Il n'y a donc pas lieu d'imposer au requérant le respect des dispositions édictées par l'alinéa 2 de l'article 812 du Code de procédure civile imposant une situation d’urgence et la nécessité de déroger au contradictoire, qui ont vocation à régir les ordonnances sur requête uniquement dans des hypothèses où elles ne sont pas prévues « dans les cas spécifiés par la loi ». Il n’est pas non plus nécessaire d’imposer une application cumulative des deux textes, sauf à ajouter à la législation applicable en matière de saisie-contrefaçon des conditions qu'elle n'impose pas.
Par ailleurs, une fois l'instance introduite, le requérant ne peut présenter sa requête que devant le juge du fond déjà saisi du contentieux, en vertu de l'article 812 alinéa 3 du Code de procédure civile, lui-seul étant le mieux à même de juger de la nécessité de la mesure, au regard des intérêts en présence et du respect des droits de la défense. Ainsi, en l’espèce, la requête aux fins de saisie-contrefaçon a été présentée au président de la 3e section de la 3e chambre civile du tribunal, saisi du fond du litige, qui l'a autorisée, conformément aux dispositions de l'article L. 615-5 du CPI.
Cour d’appel de Paris, pôle 5, 1re ch., 15 décembre 2020, 2020/05642 (B20200067)
LSO Médical SAS c. Biolitec Pharma Marketing Ltd
(Confirmation TJ Paris, 3e ch., 3e sect, ord. réf., 6 mars 2020, 2019/14592)
À notre connaissance, la jurisprudence sur la compétence du juge pour autoriser une saisie-contrefaçon alors que l'instance au fond est déjà engagée semble considérer que la partie qui sollicite une telle mesure doit agir sur le fondement des dispositions de l’article 812 du Code de procédure civile et non de celles, spécifiques, du Code de la propriété intellectuelle. Voir dans ce sens :
- CA Aix-en-Provence, ch. 3-1, 22 oct. 2020, Groupe EH SARL c. La Cig'arrete SARL, 2019/09330 (M20200203) ;
– Cass. com, 14 févr. 2012, Société Générale de Gestion Cinématographique SA et al., c. Sidonis Production NC SARL et al., U/2011/12619 (M20120075 ; PIBD 2012, 960, III-274 avec une note : « le tribunal de grande instance de Paris étant saisi au fond de l'instance portant sur la commercialisation des vidéogrammes litigieux, seul le président de la chambre de ce tribunal à laquelle l'affaire avait été distribuée était compétent pour ordonner sur requête une mesure de saisie-contrefaçon, la cour d'appel a violé [l'article 812 du code de procédure civile et l'article L. 716‑7 du code de la propriété intellectuelle] » ;
– CA Paris, pôle 5, 2e ch., 20 janv. 2012, Pellenc SA c.

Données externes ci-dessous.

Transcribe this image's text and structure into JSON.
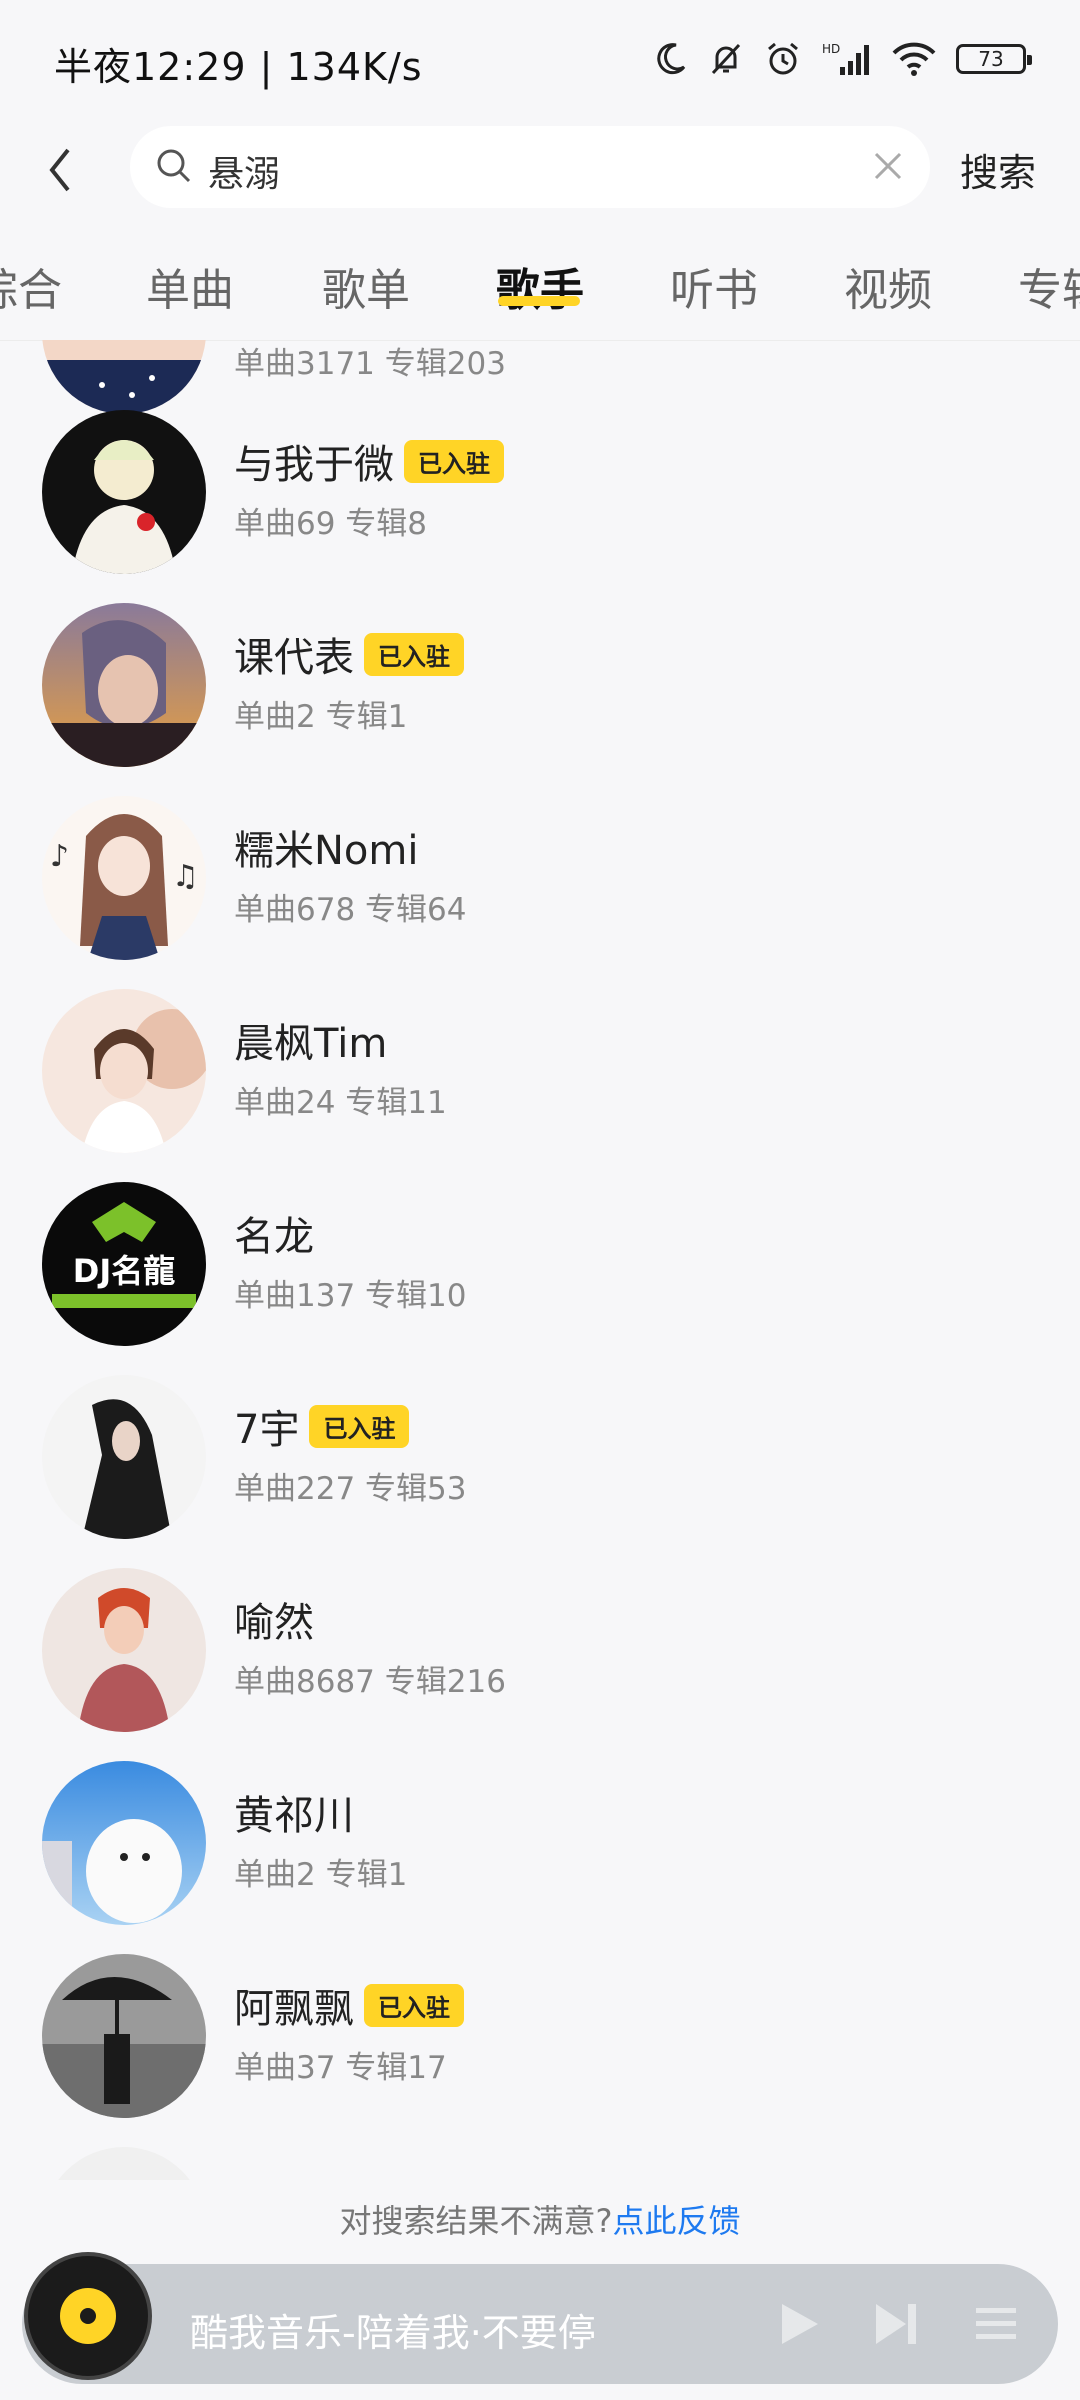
{
  "status_bar": {
    "time_text": "半夜12:29 | 134K/s",
    "battery": "73",
    "icons": [
      "moon-icon",
      "bell-off-icon",
      "alarm-icon",
      "hd-signal-icon",
      "wifi-icon",
      "battery-icon"
    ]
  },
  "search": {
    "query": "悬溺",
    "action_label": "搜索"
  },
  "tabs": [
    {
      "label": "综合",
      "active": false
    },
    {
      "label": "单曲",
      "active": false
    },
    {
      "label": "歌单",
      "active": false
    },
    {
      "label": "歌手",
      "active": true
    },
    {
      "label": "听书",
      "active": false
    },
    {
      "label": "视频",
      "active": false
    },
    {
      "label": "专辑",
      "active": false
    }
  ],
  "artists": [
    {
      "name": "",
      "meta": "单曲3171 专辑203",
      "badge": ""
    },
    {
      "name": "与我于微",
      "meta": "单曲69 专辑8",
      "badge": "已入驻"
    },
    {
      "name": "课代表",
      "meta": "单曲2 专辑1",
      "badge": "已入驻"
    },
    {
      "name": "糯米Nomi",
      "meta": "单曲678 专辑64",
      "badge": ""
    },
    {
      "name": "晨枫Tim",
      "meta": "单曲24 专辑11",
      "badge": ""
    },
    {
      "name": "名龙",
      "meta": "单曲137 专辑10",
      "badge": ""
    },
    {
      "name": "7宇",
      "meta": "单曲227 专辑53",
      "badge": "已入驻"
    },
    {
      "name": "喻然",
      "meta": "单曲8687 专辑216",
      "badge": ""
    },
    {
      "name": "黄祁川",
      "meta": "单曲2 专辑1",
      "badge": ""
    },
    {
      "name": "阿飘飘",
      "meta": "单曲37 专辑17",
      "badge": "已入驻"
    }
  ],
  "avatar_logo_text": "DJ名龍",
  "feedback": {
    "text": "对搜索结果不满意?",
    "link": "点此反馈"
  },
  "player": {
    "title": "酷我音乐-陪着我·不要停"
  },
  "colors": {
    "accent": "#ffd426",
    "link": "#1e7af0",
    "background": "#f7f7f9"
  }
}
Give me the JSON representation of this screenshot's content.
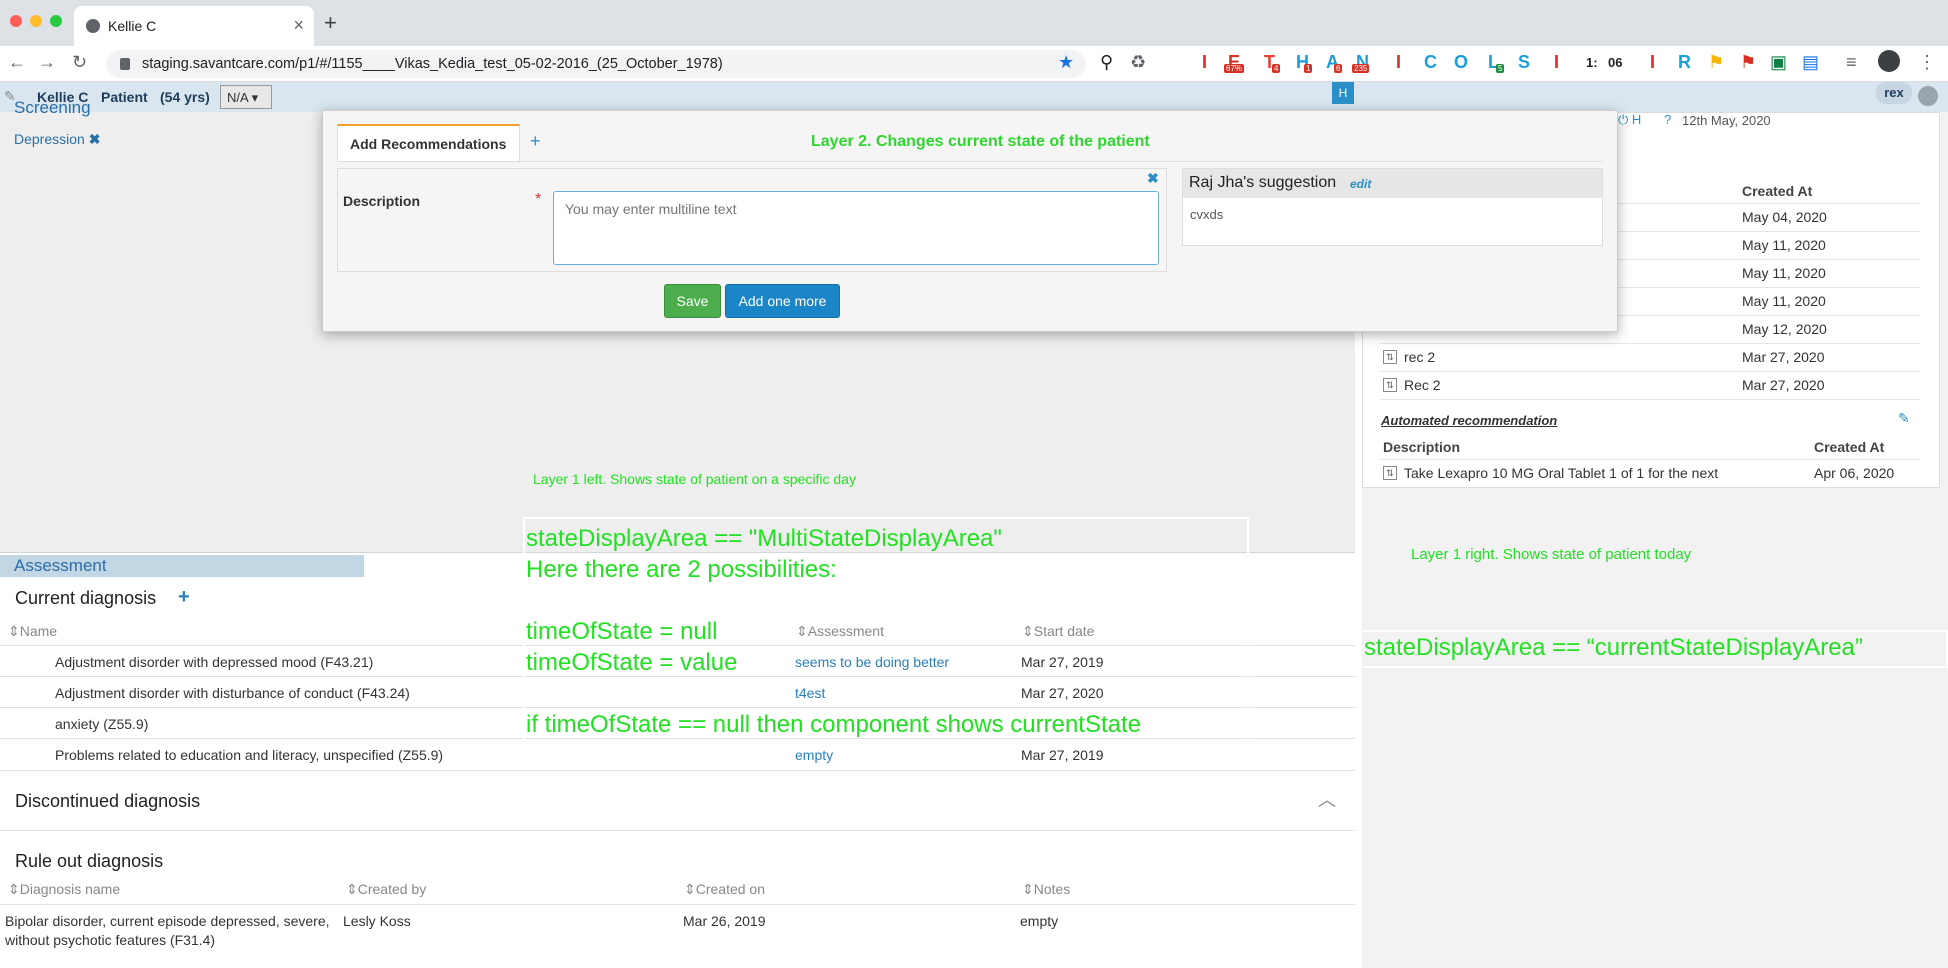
{
  "browser": {
    "tab_title": "Kellie C",
    "url": "staging.savantcare.com/p1/#/1155____Vikas_Kedia_test_05-02-2016_(25_October_1978)",
    "ext_labels": [
      "E",
      "T",
      "H",
      "A",
      "N",
      "C",
      "O",
      "L",
      "S",
      "R"
    ],
    "badges": [
      "67%",
      "4",
      "1",
      "6",
      "235",
      "5"
    ],
    "clock": "1:",
    "clock2": "06"
  },
  "header": {
    "patient_name": "Kellie C",
    "patient_label": "Patient",
    "patient_age": "(54 yrs)",
    "na_select": "N/A",
    "h_button": "H",
    "user": "rex"
  },
  "screening": {
    "title": "Screening",
    "item": "Depression"
  },
  "modal": {
    "tab_label": "Add Recommendations",
    "annotation": "Layer 2. Changes current state of the patient",
    "description_label": "Description",
    "placeholder": "You may enter multiline text",
    "save_label": "Save",
    "add_more_label": "Add one more",
    "suggestion_title": "Raj Jha's suggestion",
    "suggestion_edit": "edit",
    "suggestion_text": "cvxds"
  },
  "annotations": {
    "layer1_left": "Layer 1 left. Shows state of patient on a specific day",
    "layer1_right": "Layer 1 right. Shows state of patient today",
    "multi_lines": [
      "stateDisplayArea == \"MultiStateDisplayArea\"",
      "Here there are 2 possibilities:",
      "",
      "timeOfState = null",
      "timeOfState = value",
      "",
      "if timeOfState == null then component shows currentState"
    ],
    "current_state": "stateDisplayArea == “currentStateDisplayArea”"
  },
  "right_panel": {
    "date": "12th May, 2020",
    "col_created": "Created At",
    "rows": [
      {
        "desc": "",
        "date": "May 04, 2020"
      },
      {
        "desc": "",
        "date": "May 11, 2020"
      },
      {
        "desc": "",
        "date": "May 11, 2020"
      },
      {
        "desc": "",
        "date": "May 11, 2020"
      },
      {
        "desc": "",
        "date": "May 12, 2020"
      },
      {
        "desc": "rec 2",
        "date": "Mar 27, 2020"
      },
      {
        "desc": "Rec 2",
        "date": "Mar 27, 2020"
      }
    ],
    "auto_title": "Automated recommendation",
    "auto_col_desc": "Description",
    "auto_col_created": "Created At",
    "auto_rows": [
      {
        "desc": "Take Lexapro 10 MG Oral Tablet 1 of 1 for the next",
        "date": "Apr 06, 2020"
      }
    ]
  },
  "assessment": {
    "title": "Assessment",
    "current_title": "Current diagnosis",
    "col_name": "Name",
    "col_assessment": "Assessment",
    "col_start": "Start date",
    "rows": [
      {
        "name": "Adjustment disorder with depressed mood (F43.21)",
        "assessment": "seems to be doing better",
        "start": "Mar 27, 2019"
      },
      {
        "name": "Adjustment disorder with disturbance of conduct (F43.24)",
        "assessment": "t4est",
        "start": "Mar 27, 2020"
      },
      {
        "name": "anxiety (Z55.9)",
        "assessment": "",
        "start": ""
      },
      {
        "name": "Problems related to education and literacy, unspecified (Z55.9)",
        "assessment": "empty",
        "start": "Mar 27, 2019"
      }
    ],
    "discontinued_title": "Discontinued diagnosis",
    "ruleout_title": "Rule out diagnosis",
    "ro_col_name": "Diagnosis name",
    "ro_col_by": "Created by",
    "ro_col_on": "Created on",
    "ro_col_notes": "Notes",
    "ro_rows": [
      {
        "name_line1": "Bipolar disorder, current episode depressed, severe,",
        "name_line2": "without psychotic features (F31.4)",
        "by": "Lesly Koss",
        "on": "Mar 26, 2019",
        "notes": "empty"
      }
    ]
  }
}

CNH France SA et al., 2010/00626 (B20120009) ;
– CA Paris, pôle 5, 2e ch., 2 déc. 2011, SPIE SCGPM SA c. DGLA SARL et al., 2010/06235 (D20110213 ; PIBD 2012, 959, III-256) ;
– TGI Paris, 3 e ch., 1re sect., 15 nov. 2011, J.C. Bamford Excavators Ltd et al. c. CNH France SA et al., 2010/15560 (B20110184 ; PIBD 2012, 958, III-197) ;
– TGI Paris, 3e ch., 3e sect., 14 janv. 2009, Abbott Ireland et al. c. Evysio Medical Devices Ulc, 14 janv. 2009, 2007/11208 (B20090030 ; PIBD 2009, 901, III-1267) ;
– Cass. com., 26 mars 2008, Morgan c. Folia, F/2005/19782 (M20080135 ; PIBD 2008, 875, III-340 ; D, 33, 25 sept. 2008, p. 2332, note de T. Lancrenon ; Comm. com. électr., 5, mai 2008, p. 25, note de C. Caron) : « Dès lors que la juridiction est saisie au fond, seul l'article 812 du Code de procédure civile est applicable à l'exclusion de l'article L. 716-7 du Code de la propriété intellectuelle ».